Ilustrasi. Medcom.id
Ilustrasi. Medcom.id

Peningkatan Harta Kekayaan Pejabat Secara Tidak Sah Didesak Masuk Delik Pidana

Indriyani Astuti • 25 Maret 2023 14:39
Jakarta: Masyarakat sipil mendesak Presiden Joko Widodo (Jokowi) membentuk ketentuan pemidanaan delik peningkatan kekayaan pejabat publik secara tidak sah.
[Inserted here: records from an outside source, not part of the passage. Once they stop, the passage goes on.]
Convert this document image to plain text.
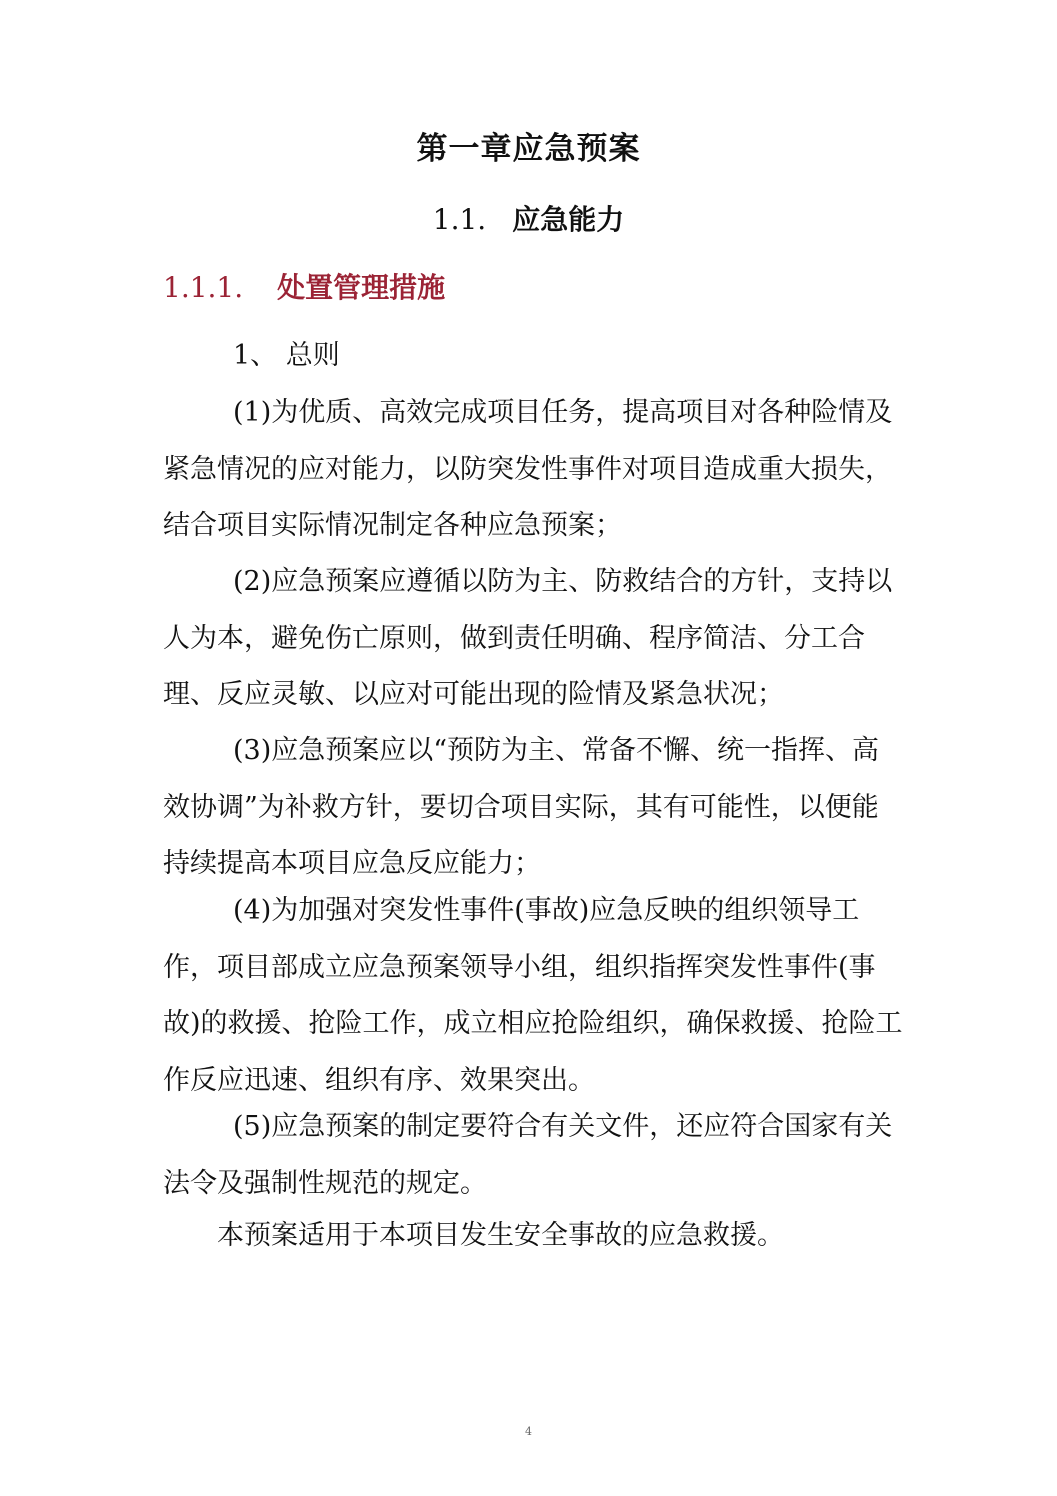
第一章应急预案
1.1. 应急能力
1.1.1. 处置管理措施

1、 总则

(1)为优质、高效完成项目任务，提高项目对各种险情及紧急情况的应对能力，以防突发性事件对项目造成重大损失，结合项目实际情况制定各种应急预案；

(2)应急预案应遵循以防为主、防救结合的方针，支持以人为本，避免伤亡原则，做到责任明确、程序简洁、分工合理、反应灵敏、以应对可能出现的险情及紧急状况；

(3)应急预案应以“预防为主、常备不懈、统一指挥、高效协调”为补救方针，要切合项目实际，其有可能性，以便能持续提高本项目应急反应能力；

(4)为加强对突发性事件(事故)应急反映的组织领导工作，项目部成立应急预案领导小组，组织指挥突发性事件(事故)的救援、抢险工作，成立相应抢险组织，确保救援、抢险工作反应迅速、组织有序、效果突出。

(5)应急预案的制定要符合有关文件，还应符合国家有关法令及强制性规范的规定。

本预案适用于本项目发生安全事故的应急救援。

4
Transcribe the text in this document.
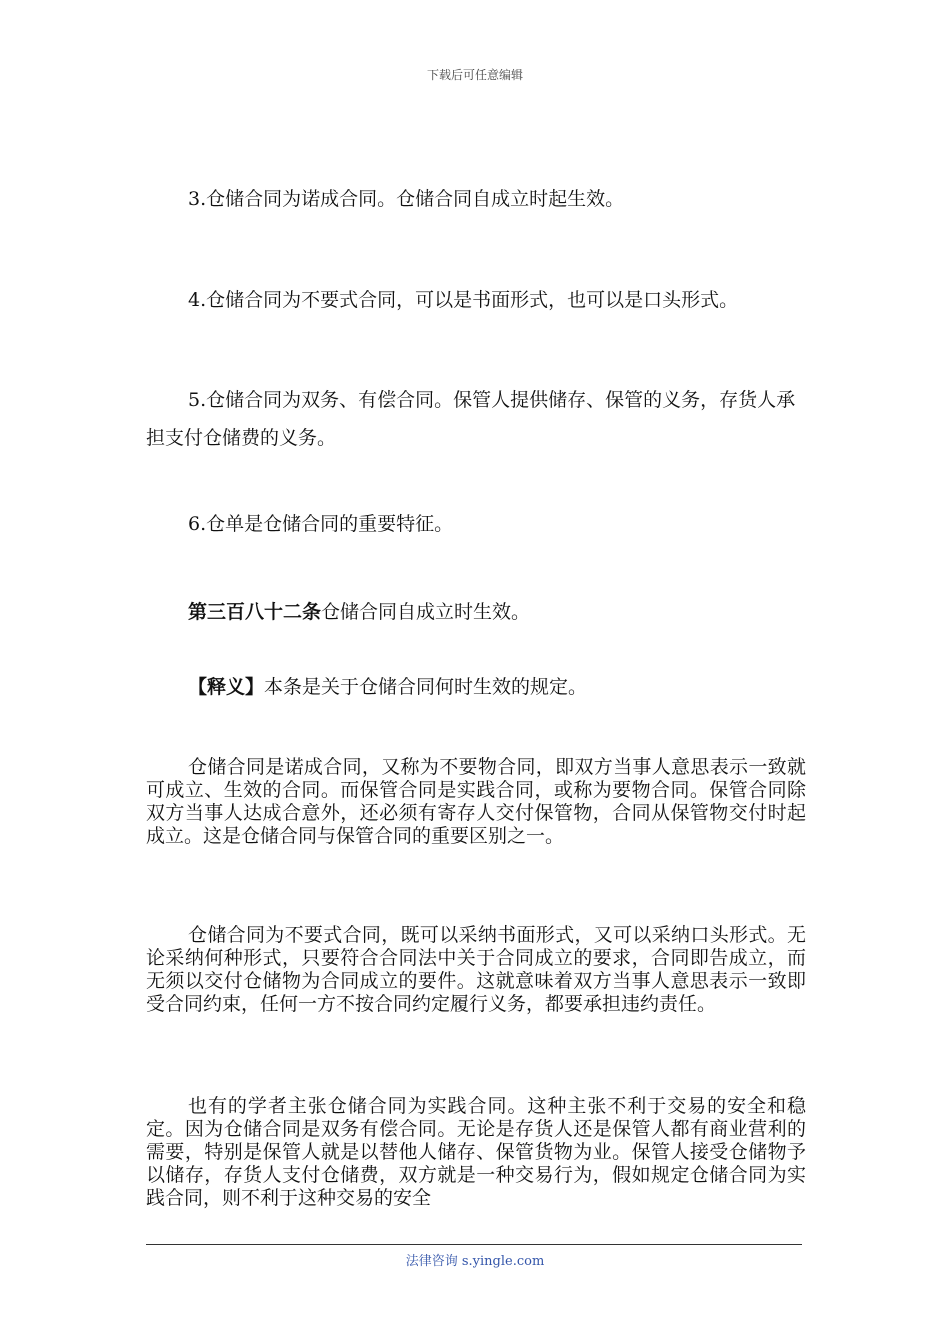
下载后可任意编辑

3.仓储合同为诺成合同。仓储合同自成立时起生效。

4.仓储合同为不要式合同，可以是书面形式，也可以是口头形式。

5.仓储合同为双务、有偿合同。保管人提供储存、保管的义务，存货人承担支付仓储费的义务。

6.仓单是仓储合同的重要特征。

第三百八十二条仓储合同自成立时生效。

【释义】本条是关于仓储合同何时生效的规定。

仓储合同是诺成合同，又称为不要物合同，即双方当事人意思表示一致就可成立、生效的合同。而保管合同是实践合同，或称为要物合同。保管合同除双方当事人达成合意外，还必须有寄存人交付保管物，合同从保管物交付时起成立。这是仓储合同与保管合同的重要区别之一。

仓储合同为不要式合同，既可以采纳书面形式，又可以采纳口头形式。无论采纳何种形式，只要符合合同法中关于合同成立的要求，合同即告成立，而无须以交付仓储物为合同成立的要件。这就意味着双方当事人意思表示一致即受合同约束，任何一方不按合同约定履行义务，都要承担违约责任。

也有的学者主张仓储合同为实践合同。这种主张不利于交易的安全和稳定。因为仓储合同是双务有偿合同。无论是存货人还是保管人都有商业营利的需要，特别是保管人就是以替他人储存、保管货物为业。保管人接受仓储物予以储存，存货人支付仓储费，双方就是一种交易行为，假如规定仓储合同为实践合同，则不利于这种交易的安全

法律咨询 s.yingle.com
Hal ini sesuai dengan rekomendasi Pasal 20 Konvensi Anti-Korupsi (UNCAC). 
 
Ketua Perhimpunan Bantuan Hukum dan HAM Indonesia (PBHI) Julius Ibrani menjelaskan hal itu bisa dilakukan melalui revisi Undang-Undang Nomor 19 Tahun 2019 tentang Komisi Pemberantasan Korupsi (KPK) maupun ketentuan perundang-undangan teknis lainnya.
 
Menurut dia, dibutuhkan perubahan Pasal 20 ayat (2) Undang-Undang Nomor 28 Tahun 1999 tentang Penyelenggara Negara Yang Bersih dan Bebas dari Korupsi, Kolusi dan Nepotisme. Tujuannya untuk mengkriminalisasi penyelenggara negara wajib lapor yang tidak melaporkan harta kekayaannya. Peningkatan kekayaan pejabat publik secara tidak sah belum dimasukkan sebagai tindak pidana kriminalisasi di Indonesia.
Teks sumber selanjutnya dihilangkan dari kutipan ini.